Only patients currently smoking or less than four weeks smoke-free were considered as active smokers. Patients were asked if they were able to reduce their smoking habits. Only a reduction of at least 50% of the number of cigarettes smoked directly before hospitalization was considered as a sufficient reduced consumption.

Nutrition

Food categories were decided to use to investigate the nutrition of the patients [19, 20]. The first category was about the fraction of vegetable products in the diet. The second one focused on fat acids and differentiated between the amount of mono – or polyunsaturated fat acids and the amount of saturated fat acids.

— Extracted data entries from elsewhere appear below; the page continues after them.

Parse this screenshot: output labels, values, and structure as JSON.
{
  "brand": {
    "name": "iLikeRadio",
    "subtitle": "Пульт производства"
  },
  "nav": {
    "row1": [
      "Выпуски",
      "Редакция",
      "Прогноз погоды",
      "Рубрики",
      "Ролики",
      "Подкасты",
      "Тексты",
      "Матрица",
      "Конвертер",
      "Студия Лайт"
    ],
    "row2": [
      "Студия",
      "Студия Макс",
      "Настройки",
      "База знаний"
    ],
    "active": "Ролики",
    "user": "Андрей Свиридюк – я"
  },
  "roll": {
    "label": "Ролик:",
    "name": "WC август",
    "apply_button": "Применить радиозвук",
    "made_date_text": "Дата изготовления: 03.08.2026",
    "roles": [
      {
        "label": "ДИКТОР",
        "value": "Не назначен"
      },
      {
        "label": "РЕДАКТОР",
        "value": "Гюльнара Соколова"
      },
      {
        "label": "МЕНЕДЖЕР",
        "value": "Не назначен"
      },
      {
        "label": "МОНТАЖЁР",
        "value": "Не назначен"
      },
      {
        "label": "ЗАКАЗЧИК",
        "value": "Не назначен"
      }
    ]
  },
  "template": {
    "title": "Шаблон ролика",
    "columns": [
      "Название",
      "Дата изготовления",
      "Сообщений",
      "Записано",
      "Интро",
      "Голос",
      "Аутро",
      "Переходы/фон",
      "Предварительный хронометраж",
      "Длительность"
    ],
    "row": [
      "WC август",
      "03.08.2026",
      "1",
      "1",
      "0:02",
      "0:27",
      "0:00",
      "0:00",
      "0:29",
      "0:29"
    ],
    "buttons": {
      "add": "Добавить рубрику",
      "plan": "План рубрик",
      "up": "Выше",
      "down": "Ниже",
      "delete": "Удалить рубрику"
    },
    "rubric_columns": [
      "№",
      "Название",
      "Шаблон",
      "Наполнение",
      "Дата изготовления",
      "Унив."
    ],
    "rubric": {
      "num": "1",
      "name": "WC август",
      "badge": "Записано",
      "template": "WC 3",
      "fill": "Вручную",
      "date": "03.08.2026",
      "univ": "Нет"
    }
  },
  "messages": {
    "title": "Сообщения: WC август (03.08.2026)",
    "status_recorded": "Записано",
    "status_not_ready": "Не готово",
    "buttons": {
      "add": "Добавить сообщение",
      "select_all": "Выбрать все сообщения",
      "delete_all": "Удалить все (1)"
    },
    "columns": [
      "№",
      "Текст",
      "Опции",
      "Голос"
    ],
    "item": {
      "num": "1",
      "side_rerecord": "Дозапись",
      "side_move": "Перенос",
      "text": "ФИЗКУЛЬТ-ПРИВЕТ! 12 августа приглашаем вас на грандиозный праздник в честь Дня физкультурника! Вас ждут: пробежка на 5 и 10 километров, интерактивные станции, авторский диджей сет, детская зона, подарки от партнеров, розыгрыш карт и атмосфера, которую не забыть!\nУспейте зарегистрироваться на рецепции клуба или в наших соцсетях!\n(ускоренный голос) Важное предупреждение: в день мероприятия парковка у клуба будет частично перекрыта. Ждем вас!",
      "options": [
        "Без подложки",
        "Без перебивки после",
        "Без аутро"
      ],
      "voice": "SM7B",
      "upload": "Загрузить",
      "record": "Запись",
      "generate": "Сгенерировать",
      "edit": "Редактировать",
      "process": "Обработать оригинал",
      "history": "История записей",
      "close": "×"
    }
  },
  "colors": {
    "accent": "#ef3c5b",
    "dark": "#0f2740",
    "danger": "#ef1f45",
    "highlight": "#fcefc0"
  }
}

The third one addressed the daily salt intake based on the World Health Organization (WHO) recommendations of 5 g or less per day [21].

Weight reduction

Patients with a Body-Mass-Index (BMI) ≥25 kg/m2 (based on WHO recommendations) at hospitalization were considered as overweighted and were asked if they were able to lose weight since the last consultation. A weight loss was considered as 1 kg or more.

Optimal pharmacological treatment

The OPT in symptomatic PAD patients includes the use of lipid-lowering drugs, antihypertensives (in case of an elevated blood pressure) and antithrombotic medication [12].

The prescription for all agents was investigated and additionally if patients took their medication regularly, irregularly, or not at all.

Exercise therapy

As part of conservative treatment of PAD and also in combination with surgical interventions [22, 23] SET is advised in PAD guidelines [10, 24, 25, 26, 27]. The guidelines also suggest a walking-based exercise program for patients with CLTI after revascularization therapy [10, 24]. Alternatively, if SET is not possible to attend, home-based exercise (HBE) should be considered [10].

In the consultations patients were asked if they attended SET or if not possible HBE. Training had to fulfill the recommendations of the German national S3-Guideline (at least 30 minutes, at least three times a week) to be sufficient [27].

Diabetes mellitus

As part of the BMT, glycemic control in PAD patients is recommended in the guidelines [10, 25, 27]. Patients undergoing pharmacological diabetic treatment were checked whether they took their medication as prescribed.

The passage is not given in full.